El llanto en silencio y el desgarrador dolor de pueblos y valles de montaña inundados, se trasformó, gracias a la lucha de la Coordinadora de Afectados por Grandes Embalses y Trasvases (COAGRET), en indignación colectiva y en un movimiento sin precedentes de defensa del territorio y de la identidad pirenaica. Porque la protección de la montaña es consustancial a la protección del futuro y el derecho de sus habitantes a vivir en su tierra.
El primer paso fue conseguir la solidaridad de los pueblos vecinos, tanto con Artieda en la Jacetania, como con Jánovas en el Sobrarbe, con Santaliestra en la Ribagorza, y con Biscarrués en la Galliguera. La firma del Manifiesto por la Dignidad de la Montaña, en Boltaña, supuso un paso más allá de la solidaridad, al levantar un movimiento de orgullo colectivo en el que todos y todas, en los valles pirenaicos, se sentían víctimas de un trato injusto, y lloraban emocionados con la Habanera Triste de la Ronda de Boltaña.
Cuando a pesar de las masivas manifestaciones en cada una de las cuatro comarcas, el Gobierno aceleró los trámites para recrecer Yesa y construir los embalses de Biscarrués, Jánovas y Santaliestra, la huelga de hambre progresiva de 1 mes, que acabó con 20.000 aragoneses en las calles de Zaragoza, supuso un nuevo paso, transformando esa explosión de dignidad pirenaica en un movimiento ciudadano a nivel de todo Aragón, que se extendería por el Valle del Ebro, frente a la amenaza de los Trasvases, bajo la bandera de la Nueva Cultura del Agua.
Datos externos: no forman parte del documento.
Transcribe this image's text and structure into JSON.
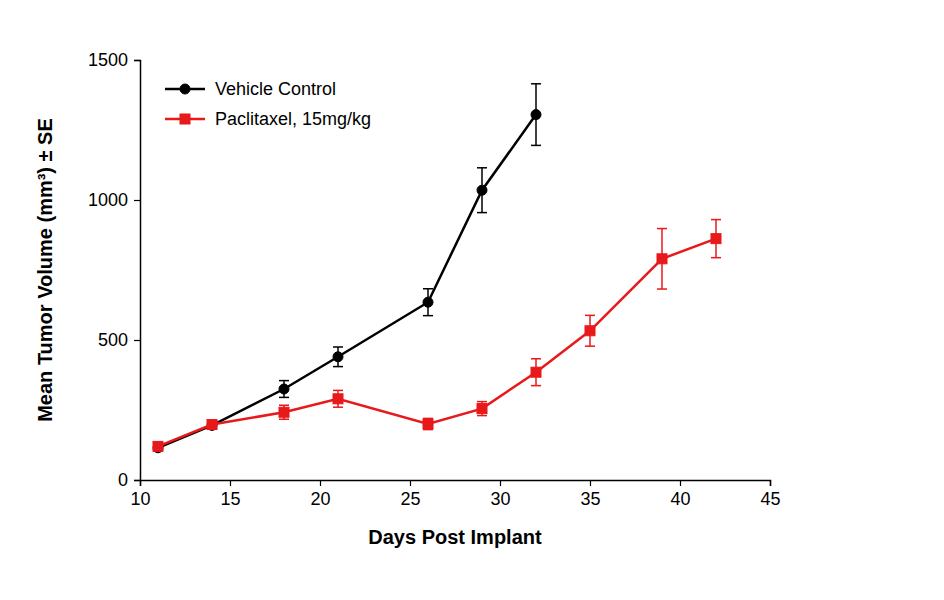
{
  "chart_data": {
    "type": "line",
    "x_label": "Days Post Implant",
    "y_label": "Mean Tumor Volume (mm³) ± SE",
    "xlim": [
      10,
      45
    ],
    "xticks": [
      10,
      15,
      20,
      25,
      30,
      35,
      40,
      45
    ],
    "ylim": [
      0,
      1500
    ],
    "yticks": [
      0,
      500,
      1000,
      1500
    ],
    "legend": "top-left",
    "series": [
      {
        "name": "Vehicle Control",
        "color": "#000000",
        "marker": "circle",
        "line_style": "solid",
        "x": [
          11,
          14,
          18,
          21,
          26,
          29,
          32
        ],
        "values": [
          115,
          195,
          325,
          440,
          635,
          1035,
          1305
        ],
        "errors": [
          10,
          10,
          30,
          35,
          48,
          80,
          110
        ]
      },
      {
        "name": "Paclitaxel, 15mg/kg",
        "color": "#e8191b",
        "marker": "square",
        "line_style": "solid",
        "x": [
          11,
          14,
          18,
          21,
          26,
          29,
          32,
          35,
          39,
          42
        ],
        "values": [
          120,
          198,
          242,
          290,
          200,
          255,
          385,
          533,
          790,
          862
        ],
        "errors": [
          10,
          10,
          25,
          30,
          20,
          25,
          48,
          55,
          108,
          68
        ]
      }
    ]
  }
}
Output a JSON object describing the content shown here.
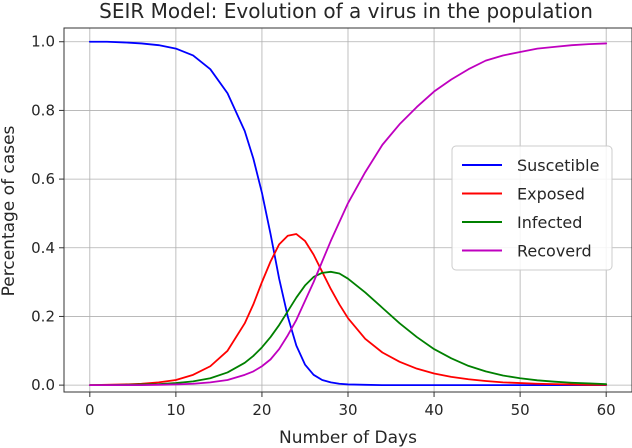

Un movimiento que acabaría llegando a Bruselas, con la Marcha Azul, para bloquear los Fondos Europeos con los que el Gobierno pretendía financiar los Trasvases del Ebro y los embalses que debían almacenar las aguas a trasvasar… La lucha de COAGRET, permitió vertebrar la identidad pirenaica, uniendo pueblos y valles, para acabar liderando un movimiento ciudadano que desbordó fronteras, reivindicando ríos vivos y el derecho de los pueblos de la montaña a vivir en sus valles, en paz.